Where Ideal Meets Real


So. I have a plan to hold a family meeting. But we have two separate topics to discuss.
First, I want to talk to the kids about the humanitarian crisis happening in Haiti right now, and I want to ask them for ideas about what our family could do to help out. And I want to broaden that out to talk about ways we could help in our own community more often.
(I’ve also requested an interview for my ParentDish column with Craig Kielburger, who is a young Canadian man I greatly admire–his parents, too! The mandate of his foundation Free the Children is to help North American children to help other children around the world–in essence, educating our children, helping them to make the connection between their own actions and the effect these can have on other children’s lives. I’m really excited about talking to him.)
That’s topic number one.
Topic number two might sound a little out there, but I’m thinking of having a family meeting about creating a family mission statement (and I must confess, we NEVER have family meetings, and I’m not entirely sure what this will look like in practical terms–sitting around the dining-room table with pieces of paper and pencils? Will we make it more than five minutes before chaos erupts??). Now, a mission statement sounds almost too serious, but what I’m hoping to accomplish is that we can all agree on some basic guiding principles for our household.
This is what I’ve jotted on my piece of paper: In our family … everyone is respected. In our family … it’s okay to feel mad or sad, but we express our feelings appropriately. In our family .. we ask for help when we need it. We help each other. We help others, too.
These are my ideas. How to bring everyone’s ideas into it? We’ll see. This is yet a pipe dream. My motivation for doing it, however, comes from a rather dark place, and that is the anger we’ve been seeing our older children express, recently, and our inability to help them find ways to express this anger appropriately (or to interpret it). I want to stress that I don’t think anger is a bad emotion. It’s human. But destroying your baby brother’s duplo project in a fit of rage isn’t a good way of expressing that emotion. So far, Kevin and I are not getting far with our attempts to step in and help the children find another way. Time-outs work, sort of, at least for removing the child from the situation. But anger tends to be an emotion that is actually pointing toward or masking more complex emotions. Ever felt angry about a situation, only to gradually recognize that your anger was saving you from experiencing a much more frightening emotion like fear or grief? Sometimes anger can give us a feeling of power in a situation in which, if we stopped to think about, we’d realize we feel awfully terribly vulnerable.
Stop me now, I’m rambling.
And it’s time to get ready for swim lessons.
Above, my youngest, sharing a quiet moment on the couch. And I caught it before it devolved!

No Title Because No Time
A Penny for Your Swears

6 Comments

  1. katie

    please remember art to heart when you consider what to do : )

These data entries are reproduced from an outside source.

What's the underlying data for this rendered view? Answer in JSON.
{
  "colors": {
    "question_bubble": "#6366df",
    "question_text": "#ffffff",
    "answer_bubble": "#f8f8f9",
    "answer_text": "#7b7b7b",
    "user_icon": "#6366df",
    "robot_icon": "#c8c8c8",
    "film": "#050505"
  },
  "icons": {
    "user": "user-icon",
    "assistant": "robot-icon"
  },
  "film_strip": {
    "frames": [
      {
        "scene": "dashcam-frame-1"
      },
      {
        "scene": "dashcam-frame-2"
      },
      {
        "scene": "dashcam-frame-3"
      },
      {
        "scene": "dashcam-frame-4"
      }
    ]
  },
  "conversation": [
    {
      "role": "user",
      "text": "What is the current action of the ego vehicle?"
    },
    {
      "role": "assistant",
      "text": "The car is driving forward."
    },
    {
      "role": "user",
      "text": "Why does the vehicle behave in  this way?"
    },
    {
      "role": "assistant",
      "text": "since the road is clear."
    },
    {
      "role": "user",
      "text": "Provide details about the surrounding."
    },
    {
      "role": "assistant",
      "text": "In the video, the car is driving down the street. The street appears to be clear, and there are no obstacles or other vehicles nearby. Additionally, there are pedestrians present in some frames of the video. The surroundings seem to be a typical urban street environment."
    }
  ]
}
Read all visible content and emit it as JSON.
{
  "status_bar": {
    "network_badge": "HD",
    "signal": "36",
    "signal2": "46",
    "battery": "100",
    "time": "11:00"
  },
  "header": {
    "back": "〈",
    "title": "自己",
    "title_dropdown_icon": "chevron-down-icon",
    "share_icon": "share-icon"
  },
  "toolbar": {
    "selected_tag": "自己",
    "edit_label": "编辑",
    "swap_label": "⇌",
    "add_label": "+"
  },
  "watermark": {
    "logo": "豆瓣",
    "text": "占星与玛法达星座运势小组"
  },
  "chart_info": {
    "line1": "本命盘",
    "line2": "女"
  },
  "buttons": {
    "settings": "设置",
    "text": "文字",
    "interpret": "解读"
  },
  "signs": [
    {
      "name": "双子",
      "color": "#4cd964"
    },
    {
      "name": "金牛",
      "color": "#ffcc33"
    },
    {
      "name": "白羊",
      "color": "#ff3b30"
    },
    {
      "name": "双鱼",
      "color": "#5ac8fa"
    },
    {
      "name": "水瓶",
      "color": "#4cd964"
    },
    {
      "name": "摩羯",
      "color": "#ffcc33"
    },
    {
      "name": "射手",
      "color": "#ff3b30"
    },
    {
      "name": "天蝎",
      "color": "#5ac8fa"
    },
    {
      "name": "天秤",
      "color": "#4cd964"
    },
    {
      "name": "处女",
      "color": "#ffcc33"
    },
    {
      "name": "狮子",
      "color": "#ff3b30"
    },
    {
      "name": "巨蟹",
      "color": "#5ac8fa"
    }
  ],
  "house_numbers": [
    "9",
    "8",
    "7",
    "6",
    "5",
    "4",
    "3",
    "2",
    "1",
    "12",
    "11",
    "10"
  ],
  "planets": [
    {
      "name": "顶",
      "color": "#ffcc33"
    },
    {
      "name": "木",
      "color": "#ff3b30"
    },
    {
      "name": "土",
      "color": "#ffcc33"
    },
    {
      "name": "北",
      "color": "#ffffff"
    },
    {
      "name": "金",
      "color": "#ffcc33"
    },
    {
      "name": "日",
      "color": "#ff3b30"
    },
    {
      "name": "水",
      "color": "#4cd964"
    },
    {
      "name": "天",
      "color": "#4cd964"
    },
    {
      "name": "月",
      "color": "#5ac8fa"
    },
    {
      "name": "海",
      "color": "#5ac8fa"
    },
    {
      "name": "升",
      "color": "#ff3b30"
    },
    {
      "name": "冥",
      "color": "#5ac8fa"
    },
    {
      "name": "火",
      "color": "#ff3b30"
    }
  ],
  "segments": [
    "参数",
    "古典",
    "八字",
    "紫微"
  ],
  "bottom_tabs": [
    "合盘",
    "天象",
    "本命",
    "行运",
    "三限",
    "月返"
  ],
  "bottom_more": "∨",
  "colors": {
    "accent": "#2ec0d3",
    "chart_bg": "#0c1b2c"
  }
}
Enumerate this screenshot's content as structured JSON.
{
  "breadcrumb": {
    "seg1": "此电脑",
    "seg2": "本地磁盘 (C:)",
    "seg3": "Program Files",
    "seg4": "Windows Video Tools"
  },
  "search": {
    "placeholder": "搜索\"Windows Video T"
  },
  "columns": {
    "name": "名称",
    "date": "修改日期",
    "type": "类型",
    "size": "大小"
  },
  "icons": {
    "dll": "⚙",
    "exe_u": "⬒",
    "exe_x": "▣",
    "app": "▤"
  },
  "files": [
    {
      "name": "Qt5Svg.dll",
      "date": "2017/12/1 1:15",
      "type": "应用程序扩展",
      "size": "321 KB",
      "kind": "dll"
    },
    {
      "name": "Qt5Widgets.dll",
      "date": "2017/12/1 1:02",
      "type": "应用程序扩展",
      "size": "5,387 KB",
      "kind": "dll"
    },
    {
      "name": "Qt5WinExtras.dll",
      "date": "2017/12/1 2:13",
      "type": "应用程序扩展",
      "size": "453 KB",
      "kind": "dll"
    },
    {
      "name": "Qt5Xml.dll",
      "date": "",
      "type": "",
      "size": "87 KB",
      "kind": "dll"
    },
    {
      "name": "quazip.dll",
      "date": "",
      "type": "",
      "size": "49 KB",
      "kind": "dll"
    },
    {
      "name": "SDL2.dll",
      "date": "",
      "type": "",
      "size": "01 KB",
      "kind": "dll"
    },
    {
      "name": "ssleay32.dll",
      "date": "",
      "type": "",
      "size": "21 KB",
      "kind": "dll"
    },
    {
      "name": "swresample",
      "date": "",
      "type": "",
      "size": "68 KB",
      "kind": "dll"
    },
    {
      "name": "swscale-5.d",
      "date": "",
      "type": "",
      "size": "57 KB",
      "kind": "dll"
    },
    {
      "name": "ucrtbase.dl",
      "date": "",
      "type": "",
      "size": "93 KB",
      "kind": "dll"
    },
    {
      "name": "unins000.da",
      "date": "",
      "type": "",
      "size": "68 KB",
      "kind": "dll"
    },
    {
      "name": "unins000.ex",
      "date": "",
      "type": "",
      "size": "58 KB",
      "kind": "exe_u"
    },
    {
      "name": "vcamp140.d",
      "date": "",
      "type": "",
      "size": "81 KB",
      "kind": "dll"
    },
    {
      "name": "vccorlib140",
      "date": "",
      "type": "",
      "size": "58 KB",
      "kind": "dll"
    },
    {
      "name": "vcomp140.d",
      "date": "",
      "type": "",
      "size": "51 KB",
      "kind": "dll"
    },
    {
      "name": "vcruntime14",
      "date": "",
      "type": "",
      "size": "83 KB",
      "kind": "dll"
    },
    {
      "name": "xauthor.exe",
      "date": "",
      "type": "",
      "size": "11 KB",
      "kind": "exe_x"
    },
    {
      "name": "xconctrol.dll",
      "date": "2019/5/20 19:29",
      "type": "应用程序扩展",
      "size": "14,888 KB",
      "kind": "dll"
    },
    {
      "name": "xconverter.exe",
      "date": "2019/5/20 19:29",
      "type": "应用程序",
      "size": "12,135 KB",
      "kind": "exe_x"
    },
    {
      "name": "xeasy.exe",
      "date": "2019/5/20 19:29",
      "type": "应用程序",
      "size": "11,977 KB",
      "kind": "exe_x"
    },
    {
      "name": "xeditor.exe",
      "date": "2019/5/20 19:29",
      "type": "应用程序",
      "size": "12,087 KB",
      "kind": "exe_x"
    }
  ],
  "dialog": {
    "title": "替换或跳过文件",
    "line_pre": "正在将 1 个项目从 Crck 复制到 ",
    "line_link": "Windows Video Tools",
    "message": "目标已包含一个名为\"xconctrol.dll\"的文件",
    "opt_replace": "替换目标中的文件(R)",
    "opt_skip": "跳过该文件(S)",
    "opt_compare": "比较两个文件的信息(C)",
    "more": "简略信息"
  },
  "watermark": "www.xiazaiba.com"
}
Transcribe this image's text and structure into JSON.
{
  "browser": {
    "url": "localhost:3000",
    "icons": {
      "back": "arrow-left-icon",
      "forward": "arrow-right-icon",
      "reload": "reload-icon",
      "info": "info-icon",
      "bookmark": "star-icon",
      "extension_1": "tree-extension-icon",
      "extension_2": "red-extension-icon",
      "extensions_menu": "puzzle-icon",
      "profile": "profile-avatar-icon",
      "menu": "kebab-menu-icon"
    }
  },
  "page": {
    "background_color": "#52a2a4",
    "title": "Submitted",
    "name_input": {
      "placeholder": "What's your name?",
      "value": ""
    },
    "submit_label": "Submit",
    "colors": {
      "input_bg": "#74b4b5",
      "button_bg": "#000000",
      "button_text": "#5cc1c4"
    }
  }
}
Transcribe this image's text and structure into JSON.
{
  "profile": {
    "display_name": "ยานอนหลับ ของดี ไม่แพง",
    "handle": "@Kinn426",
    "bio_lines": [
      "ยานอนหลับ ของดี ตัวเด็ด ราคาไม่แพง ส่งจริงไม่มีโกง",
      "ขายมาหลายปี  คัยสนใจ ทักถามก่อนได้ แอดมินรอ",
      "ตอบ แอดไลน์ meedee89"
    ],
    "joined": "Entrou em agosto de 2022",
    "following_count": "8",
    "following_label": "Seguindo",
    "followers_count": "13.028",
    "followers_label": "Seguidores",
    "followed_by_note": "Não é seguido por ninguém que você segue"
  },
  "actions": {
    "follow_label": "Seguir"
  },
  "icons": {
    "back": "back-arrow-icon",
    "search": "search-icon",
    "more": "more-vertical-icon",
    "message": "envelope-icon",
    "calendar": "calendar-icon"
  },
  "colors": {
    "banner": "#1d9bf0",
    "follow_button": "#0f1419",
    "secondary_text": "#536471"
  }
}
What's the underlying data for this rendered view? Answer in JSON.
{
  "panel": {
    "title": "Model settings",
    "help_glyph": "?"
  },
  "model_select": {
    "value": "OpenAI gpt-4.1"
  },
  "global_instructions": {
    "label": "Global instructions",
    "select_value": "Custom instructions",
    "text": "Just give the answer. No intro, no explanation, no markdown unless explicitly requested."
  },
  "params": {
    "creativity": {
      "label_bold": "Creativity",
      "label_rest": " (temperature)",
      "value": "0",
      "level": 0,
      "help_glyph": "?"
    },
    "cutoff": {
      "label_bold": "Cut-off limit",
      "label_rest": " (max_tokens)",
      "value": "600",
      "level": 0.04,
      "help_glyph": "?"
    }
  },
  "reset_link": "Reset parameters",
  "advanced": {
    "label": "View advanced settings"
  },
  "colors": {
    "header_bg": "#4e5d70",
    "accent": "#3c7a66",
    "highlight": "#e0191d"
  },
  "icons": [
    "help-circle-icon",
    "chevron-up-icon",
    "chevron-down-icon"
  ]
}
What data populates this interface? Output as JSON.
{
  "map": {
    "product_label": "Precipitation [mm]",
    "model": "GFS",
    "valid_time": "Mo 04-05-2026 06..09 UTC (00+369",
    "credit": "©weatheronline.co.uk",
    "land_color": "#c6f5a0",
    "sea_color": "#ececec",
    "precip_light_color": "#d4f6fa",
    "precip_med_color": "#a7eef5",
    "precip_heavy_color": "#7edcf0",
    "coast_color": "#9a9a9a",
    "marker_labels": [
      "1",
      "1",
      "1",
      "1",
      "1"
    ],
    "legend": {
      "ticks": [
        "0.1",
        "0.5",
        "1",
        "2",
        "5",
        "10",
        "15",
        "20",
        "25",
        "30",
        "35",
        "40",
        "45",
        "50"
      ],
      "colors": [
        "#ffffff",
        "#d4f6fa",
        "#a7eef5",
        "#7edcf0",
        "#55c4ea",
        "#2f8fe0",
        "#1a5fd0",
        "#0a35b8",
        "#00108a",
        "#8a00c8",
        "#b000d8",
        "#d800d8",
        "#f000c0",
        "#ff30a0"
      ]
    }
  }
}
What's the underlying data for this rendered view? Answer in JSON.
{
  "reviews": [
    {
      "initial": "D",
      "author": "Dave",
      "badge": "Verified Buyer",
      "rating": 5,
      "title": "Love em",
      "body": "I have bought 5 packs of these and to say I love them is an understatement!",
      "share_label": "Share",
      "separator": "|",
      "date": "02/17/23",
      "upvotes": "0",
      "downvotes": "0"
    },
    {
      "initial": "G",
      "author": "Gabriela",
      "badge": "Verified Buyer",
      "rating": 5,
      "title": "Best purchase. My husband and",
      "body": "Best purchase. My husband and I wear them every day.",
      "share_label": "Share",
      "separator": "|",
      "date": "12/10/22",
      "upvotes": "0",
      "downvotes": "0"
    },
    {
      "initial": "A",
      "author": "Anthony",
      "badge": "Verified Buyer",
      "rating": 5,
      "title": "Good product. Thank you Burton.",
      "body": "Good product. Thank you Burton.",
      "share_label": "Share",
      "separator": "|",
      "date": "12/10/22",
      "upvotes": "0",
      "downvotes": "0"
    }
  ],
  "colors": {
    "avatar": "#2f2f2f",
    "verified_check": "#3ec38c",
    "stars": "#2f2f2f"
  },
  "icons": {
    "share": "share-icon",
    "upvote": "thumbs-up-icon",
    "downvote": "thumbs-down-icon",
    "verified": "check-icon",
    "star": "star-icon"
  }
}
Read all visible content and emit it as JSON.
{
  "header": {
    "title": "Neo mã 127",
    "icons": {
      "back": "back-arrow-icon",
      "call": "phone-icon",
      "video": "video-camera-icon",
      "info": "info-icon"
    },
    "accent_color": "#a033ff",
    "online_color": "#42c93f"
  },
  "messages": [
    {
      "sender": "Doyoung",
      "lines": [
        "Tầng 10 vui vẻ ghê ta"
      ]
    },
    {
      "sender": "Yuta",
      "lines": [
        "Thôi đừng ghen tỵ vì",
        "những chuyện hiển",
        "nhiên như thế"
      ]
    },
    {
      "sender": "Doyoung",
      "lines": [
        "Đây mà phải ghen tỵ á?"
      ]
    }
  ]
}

    when i go home, i’ll be setting up the shop officially.

    Reply
  2. Carrie Snyder

    Katie, I wish we were a craftier family!!! But I will give some thought to your reminder. I have an idea or two (ie. necklace-making). On the whole, however, I’m not sure the kids and I make anything worth offering for sale. Maybe we’ll have to be purchasers instead.

    Reply
  3. Julia

    Carrie – I think I saw a column on today’s Globe website re talking with children about Haiti; you might want to have a look there.

    Reply
  4. Marie

    Unicef will double any donations you give if you go through them (and they were already over there).

    On anger: I think anger is always tied to fear. When my kids would lose it, I’d get the best response if I asked “What are you worried about?” instead of “Why did you do that?!” And I try to keep in mind my dad’s line: We have to learn to destroy before we learn to create. I’m not sure if it makes any sense, but it helps me keep it together when I find something in pieces – like my blender.

    And maybe we need more rage-outlets like punching bags. I remember my kids helping me demo a wall once – such joy from hitting a hammer into drywall!

    something like that…

    Reply
  5. meli-mello

    I only have one small child right now (and one on the way) but I think about stuff like this all the time. I think it is great that you are addressing it. I’m already trying to figure out a way to help my almost-two-year old through her fits of rage (you know, about getting dressed or getting her diaper changed) and laughing at myself for trying to reason with her. I’m looking forwad to hearing what your family does.